Une partie de l’appui financier de la Banque mondiale atterrit dans les paradis fiscaux

Des experts de cette institution financière internationale sont formels : 5 % des milliards de dollars d’aide accordés par l’institution de Bretton Woods contribuent à alimenter ces niches financières.

LE RAPPORT intitulé « Elite Capture Foreign Aid » montre comment l’aide financière de la Banque mondiale en faveur de 22 pays atterrit dans des banques étrangères, reconnues comme des paradis fiscaux. En analysant plusieurs transactions financières entre 1990 et 2010, les auteurs du rapport ont constaté qu’au cours d’un trimestre où un pays recevait une aide équivalente à 1 % du PIB, ses dépôts dans les paradis fiscaux augmentaient de 3,4 % par rapport à un pays ne recevant aucune aide.

Ainsi, l’octroi de financements de la Banque mondiale en faveur de pays tels que le Burundi ou l’Erythrée correspondait à une hausse des transferts vers des pays comme la Suisse ou Luxembourg. En termes de montant, les dépôts moyens dans les paradis fiscaux vont de 4 millions de dollars pour Sao Tomé-et-Principe à près de 200 millions de dollars pour Madagascar. En revanche, aucune augmentation des avoirs détenus des pays non considérés comme des paradis fiscaux n’a été observée. 

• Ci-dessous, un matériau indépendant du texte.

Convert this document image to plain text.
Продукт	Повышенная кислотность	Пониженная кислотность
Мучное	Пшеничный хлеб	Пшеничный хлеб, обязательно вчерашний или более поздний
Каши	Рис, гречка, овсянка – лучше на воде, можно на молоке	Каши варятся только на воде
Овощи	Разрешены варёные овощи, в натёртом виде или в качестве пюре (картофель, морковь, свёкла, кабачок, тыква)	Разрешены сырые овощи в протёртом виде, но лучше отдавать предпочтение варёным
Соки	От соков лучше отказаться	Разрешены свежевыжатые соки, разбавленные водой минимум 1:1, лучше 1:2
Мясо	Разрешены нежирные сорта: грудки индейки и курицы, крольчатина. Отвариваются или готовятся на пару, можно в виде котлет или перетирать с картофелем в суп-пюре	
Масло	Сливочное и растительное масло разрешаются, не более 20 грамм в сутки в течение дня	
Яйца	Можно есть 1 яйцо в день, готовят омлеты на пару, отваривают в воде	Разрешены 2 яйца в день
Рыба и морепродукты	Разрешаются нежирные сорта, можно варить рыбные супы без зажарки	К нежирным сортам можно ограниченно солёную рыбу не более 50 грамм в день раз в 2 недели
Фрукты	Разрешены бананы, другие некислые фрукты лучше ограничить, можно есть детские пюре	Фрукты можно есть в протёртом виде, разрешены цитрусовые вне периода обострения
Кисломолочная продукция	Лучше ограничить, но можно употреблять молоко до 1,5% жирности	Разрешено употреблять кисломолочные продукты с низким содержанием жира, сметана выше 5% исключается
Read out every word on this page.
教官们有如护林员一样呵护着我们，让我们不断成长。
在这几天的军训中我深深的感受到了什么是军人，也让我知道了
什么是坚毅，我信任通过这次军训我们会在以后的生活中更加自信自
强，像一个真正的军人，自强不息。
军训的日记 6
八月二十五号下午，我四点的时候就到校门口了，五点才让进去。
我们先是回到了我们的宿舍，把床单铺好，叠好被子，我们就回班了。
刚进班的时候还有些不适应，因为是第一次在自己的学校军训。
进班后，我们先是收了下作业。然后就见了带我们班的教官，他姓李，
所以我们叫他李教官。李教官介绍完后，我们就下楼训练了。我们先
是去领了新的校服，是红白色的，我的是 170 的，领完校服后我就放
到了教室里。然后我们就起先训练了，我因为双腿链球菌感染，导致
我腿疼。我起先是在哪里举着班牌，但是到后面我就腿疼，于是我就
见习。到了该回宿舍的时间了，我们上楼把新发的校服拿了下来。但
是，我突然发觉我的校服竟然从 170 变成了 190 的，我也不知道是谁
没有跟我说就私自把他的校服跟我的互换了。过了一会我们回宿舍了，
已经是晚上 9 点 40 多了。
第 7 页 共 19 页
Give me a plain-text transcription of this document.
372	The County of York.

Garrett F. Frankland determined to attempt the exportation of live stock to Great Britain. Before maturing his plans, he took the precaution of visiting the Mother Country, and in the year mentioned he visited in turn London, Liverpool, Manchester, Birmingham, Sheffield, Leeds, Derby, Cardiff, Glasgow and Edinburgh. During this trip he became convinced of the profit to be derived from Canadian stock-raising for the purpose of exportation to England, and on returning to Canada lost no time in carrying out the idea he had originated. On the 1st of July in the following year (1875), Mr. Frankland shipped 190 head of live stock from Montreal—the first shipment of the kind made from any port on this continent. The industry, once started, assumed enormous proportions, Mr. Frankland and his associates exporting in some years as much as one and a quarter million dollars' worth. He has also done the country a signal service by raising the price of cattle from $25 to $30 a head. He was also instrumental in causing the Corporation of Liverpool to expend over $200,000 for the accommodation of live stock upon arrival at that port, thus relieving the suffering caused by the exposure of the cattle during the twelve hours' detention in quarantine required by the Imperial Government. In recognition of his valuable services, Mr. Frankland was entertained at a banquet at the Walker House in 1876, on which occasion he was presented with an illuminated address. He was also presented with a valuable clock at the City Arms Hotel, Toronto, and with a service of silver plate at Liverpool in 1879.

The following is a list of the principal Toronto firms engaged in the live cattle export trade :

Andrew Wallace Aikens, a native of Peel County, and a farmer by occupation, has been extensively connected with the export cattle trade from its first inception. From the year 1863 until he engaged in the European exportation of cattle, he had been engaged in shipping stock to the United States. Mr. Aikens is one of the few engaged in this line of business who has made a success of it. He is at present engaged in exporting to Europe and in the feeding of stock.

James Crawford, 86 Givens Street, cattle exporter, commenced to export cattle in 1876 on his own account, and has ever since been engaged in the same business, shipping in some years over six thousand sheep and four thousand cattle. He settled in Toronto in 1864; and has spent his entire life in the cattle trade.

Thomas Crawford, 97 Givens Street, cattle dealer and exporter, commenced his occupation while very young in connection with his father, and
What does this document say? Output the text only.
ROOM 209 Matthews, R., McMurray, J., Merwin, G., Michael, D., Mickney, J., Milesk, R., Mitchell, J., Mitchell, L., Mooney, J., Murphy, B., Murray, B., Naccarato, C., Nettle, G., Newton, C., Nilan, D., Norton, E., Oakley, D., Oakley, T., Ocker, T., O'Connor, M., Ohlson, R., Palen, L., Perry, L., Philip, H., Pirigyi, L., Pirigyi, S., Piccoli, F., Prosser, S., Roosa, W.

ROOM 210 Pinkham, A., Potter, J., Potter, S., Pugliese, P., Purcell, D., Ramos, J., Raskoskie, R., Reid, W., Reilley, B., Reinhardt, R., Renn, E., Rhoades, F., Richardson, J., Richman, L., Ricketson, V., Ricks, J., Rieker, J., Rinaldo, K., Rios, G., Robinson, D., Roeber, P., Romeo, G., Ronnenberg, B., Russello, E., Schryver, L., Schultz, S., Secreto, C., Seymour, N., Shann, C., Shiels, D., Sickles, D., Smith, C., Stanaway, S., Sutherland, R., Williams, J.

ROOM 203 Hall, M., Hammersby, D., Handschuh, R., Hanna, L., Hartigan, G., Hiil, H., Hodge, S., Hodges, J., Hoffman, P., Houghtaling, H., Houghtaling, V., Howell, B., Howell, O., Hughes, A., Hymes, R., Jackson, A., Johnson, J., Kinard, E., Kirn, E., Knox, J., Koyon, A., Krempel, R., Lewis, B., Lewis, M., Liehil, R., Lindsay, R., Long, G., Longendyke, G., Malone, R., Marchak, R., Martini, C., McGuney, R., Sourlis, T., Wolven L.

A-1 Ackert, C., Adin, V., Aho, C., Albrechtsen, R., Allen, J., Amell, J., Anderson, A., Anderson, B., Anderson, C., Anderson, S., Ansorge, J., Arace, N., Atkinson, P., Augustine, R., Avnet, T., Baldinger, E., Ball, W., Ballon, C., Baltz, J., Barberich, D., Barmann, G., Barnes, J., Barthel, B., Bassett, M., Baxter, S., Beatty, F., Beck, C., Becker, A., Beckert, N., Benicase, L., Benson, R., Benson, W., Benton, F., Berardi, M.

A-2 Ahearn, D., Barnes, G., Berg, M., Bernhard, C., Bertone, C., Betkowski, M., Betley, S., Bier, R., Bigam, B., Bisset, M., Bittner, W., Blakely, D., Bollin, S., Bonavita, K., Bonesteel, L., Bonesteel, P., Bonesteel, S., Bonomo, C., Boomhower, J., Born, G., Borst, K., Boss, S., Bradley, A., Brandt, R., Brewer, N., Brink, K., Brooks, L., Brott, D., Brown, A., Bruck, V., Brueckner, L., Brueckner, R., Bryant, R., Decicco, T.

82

Ces flux financiers illicites correspondent au total à 5 % de l’aide au développement accordée par la Banque mondiale aux pays concernés. Un taux qui monte jusqu’à 15 % pour les sept pays qui dépendent le plus de l’aide de l’institution financière internationale (Burundi, Guinée-Bissau, Érythrée, Malawi, Sierra Leone, Ouganda, Mozambique).

Manque de suivi

Un mal profond ? Si les révélations du nouveau rapport sont assez gênantes pour la Banque mondiale, il faut noter que ce n’est pas la première fois que l’aide au développement de cette institution fait l’objet de soupçons de détournements où d’utilisation douteuse. En 2015 déjà, un rapport produit par plusieurs ONG dont Oxfam dénonçait le manque de suivi des financements accordés par la Société financière internationale (SFI), branche de la Banque mondiale consacrée au secteur privé. « La douloureuse vérité est que la SFI ne sait pas où finit une grande partie de son argent ni même s’il est utile ou nuisible », avait alors déclaré Nicolas Mombrial, le chef du bureau d’Oxfam International à Washington DC. Selon certains experts, les rédacteurs du nouveau rapport auraient subi des pressions de la Banque mondiale pour « bloquer » sa publication. Si les patrons de l’institution ont démenti ces allégations, il n’empêche qu’il s’agit d’un camouflet pour la Banque mondiale qui s’est faite, ces dernières années, l’un des chantres de la réduction des inégalités et de la pauvreté, principalement en Afrique. Une situation qui intervient en pleine passe d’armes entre l’institution de Bretton Woods et la Banque africaine de développement (BAD) au sujet du rôle de cette dernière dans un risque présumé de surendettement des pays africains.

La liste noire de l’UE

De nouveaux noms viennent de s’ajouter sur la liste noire des paradis fiscaux stigmatisés par l’Union européenne (UE). Les ministres européens des Finances ont intégré le Panama, les Seychelles, les îles Caïmans et Palau. Ils ont en revanche décidé d’accorder un répit à la Turquie, selon un document officiel de l’UE cité par Reuters. Établie en 2017, la liste noire comprend désormais douze entités dont les transactions financières sont soumises à un contrôle accru et qui risquent de perdre l’accès à des fonds européens. Y figuraient déjà les Fidji, le sultanat d’Oman, les Samoa, Trinidad et Tobago, le Vanuatu et trois territoires dépendant des États-Unis (Guam, les îles Vierges américaines et les Samoa américaines). Un choix politique ? La Turquie bénéficie pour sa part d’un an de sursis même si elle n’a pas mis à exécution les transferts automatiques d’informations fiscales avec la totalité des États membres de l’UE. Les Européens ont pris cette décision pour prendre acte de l’adoption par le Parlement turc des modifications législatives nécessaires. Mais d’après deux responsables européens, cette décision relève surtout d’un choix politique visant à ne pas tendre davantage les relations entre le bloc communautaire et Ankara. La France aussi a mis en janvier dernier sa propre liste des paradis fiscaux. Treize territoires et États sont épinglés : Anguilla, les Bahamas, les Fidji, Guam, les Iles Vierges américaines, les Iles Vierges britanniques, Oman, le Panama, les Samoa américaines, les Samoa, les Seychelles, Trinité-et-Tobago et le Vanuatu.